Glue’s simplified architecture: Data Source; Glue crawler; Glue Database; Glue Table and Data source to Glue ETL job; S3 and updating the catalogue.
1. Data Source:
- Databases, data lakes, or even streaming data.
- AWS Glue works seamlessly with various data sources, ensuring compatibility and easy access to your data.
2. Glue Crawler:
- Code or an ‘agent’ which automatically discovers and catalogs data from various sources.
- Glue Crawler extracts metadata and creates a data catalog, making it easy to search and query the data.
3. Glue Catalog:
- The Glue Catalog acts as a centralized repository for all your data assets, including databases and tables.
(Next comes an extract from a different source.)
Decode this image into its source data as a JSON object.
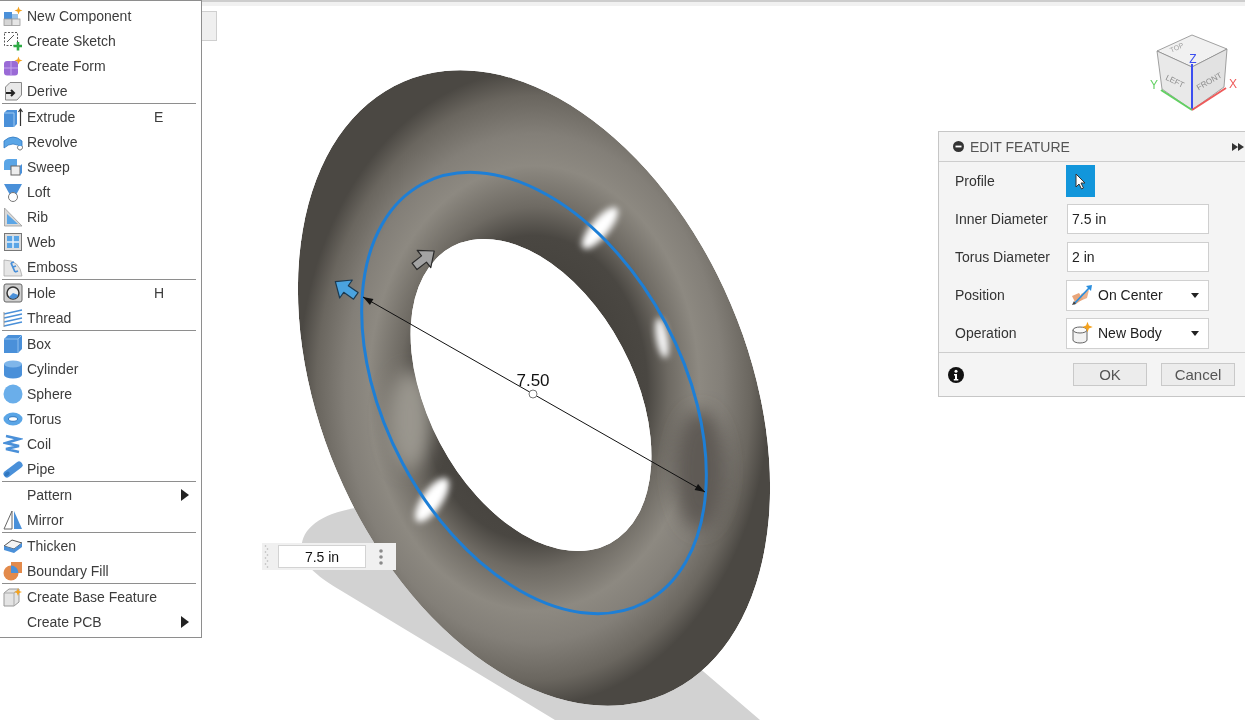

- It organizes your data in a logical structure, making it accessible and manageable for analysis.
4. Glue ETL Jobs:
- ETL (Extract, Transform, Load) is the process of moving data from one place to another while transforming it along the way.
- With Glue ETL jobs, you can easily extract data from the source, apply transformations, and load it into a target destination, such as Amazon S3 or Redshift.
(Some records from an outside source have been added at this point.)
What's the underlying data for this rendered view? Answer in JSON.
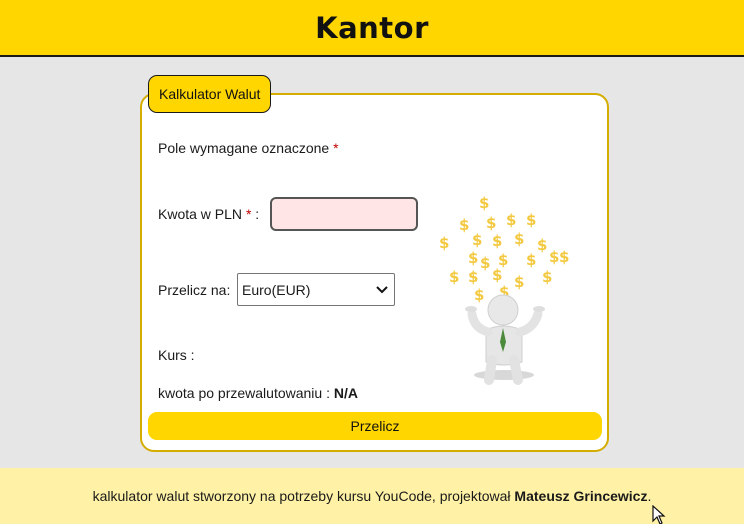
{
  "header": {
    "title": "Kantor"
  },
  "form": {
    "legend": "Kalkulator Walut",
    "required_note": "Pole wymagane oznaczone",
    "required_mark": "*",
    "amount_label": "Kwota w PLN",
    "amount_suffix": " :",
    "amount_value": "",
    "convert_label": "Przelicz na:",
    "currency_selected": "Euro(EUR)",
    "rate_label": "Kurs :",
    "result_label": "kwota po przewalutowaniu :",
    "result_value": "N/A",
    "submit_label": "Przelicz"
  },
  "footer": {
    "text": "kalkulator walut stworzony na potrzeby kursu YouCode, projektował",
    "author": "Mateusz Grincewicz",
    "end": "."
  },
  "colors": {
    "accent": "#ffd600",
    "footer_bg": "#fff2a6",
    "input_bg": "#ffe5e5",
    "dollar": "#f3c941"
  },
  "icons": {
    "select_arrow": "chevron-down-icon",
    "illustration": "money-rain-illustration",
    "cursor": "mouse-pointer-icon"
  }
}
5. Analytics with Athena and Redshift:
- Athena allows you to query data directly from your S3 data lake using standard SQL queries. It’s perfect for ad-hoc analysis and exploration.
- Redshift, on the other hand, is a fully managed data warehouse service that allows you to run complex SQL queries at lightning speed. It’s ideal for large-scale analytics and reporting.
AWS Glue simplifies the complex process of data integration and analysis, and has powerful features like data discovery, ETL, and analytics. The Glue catalogue is fundamental to understand, manage and use your data and data products properly.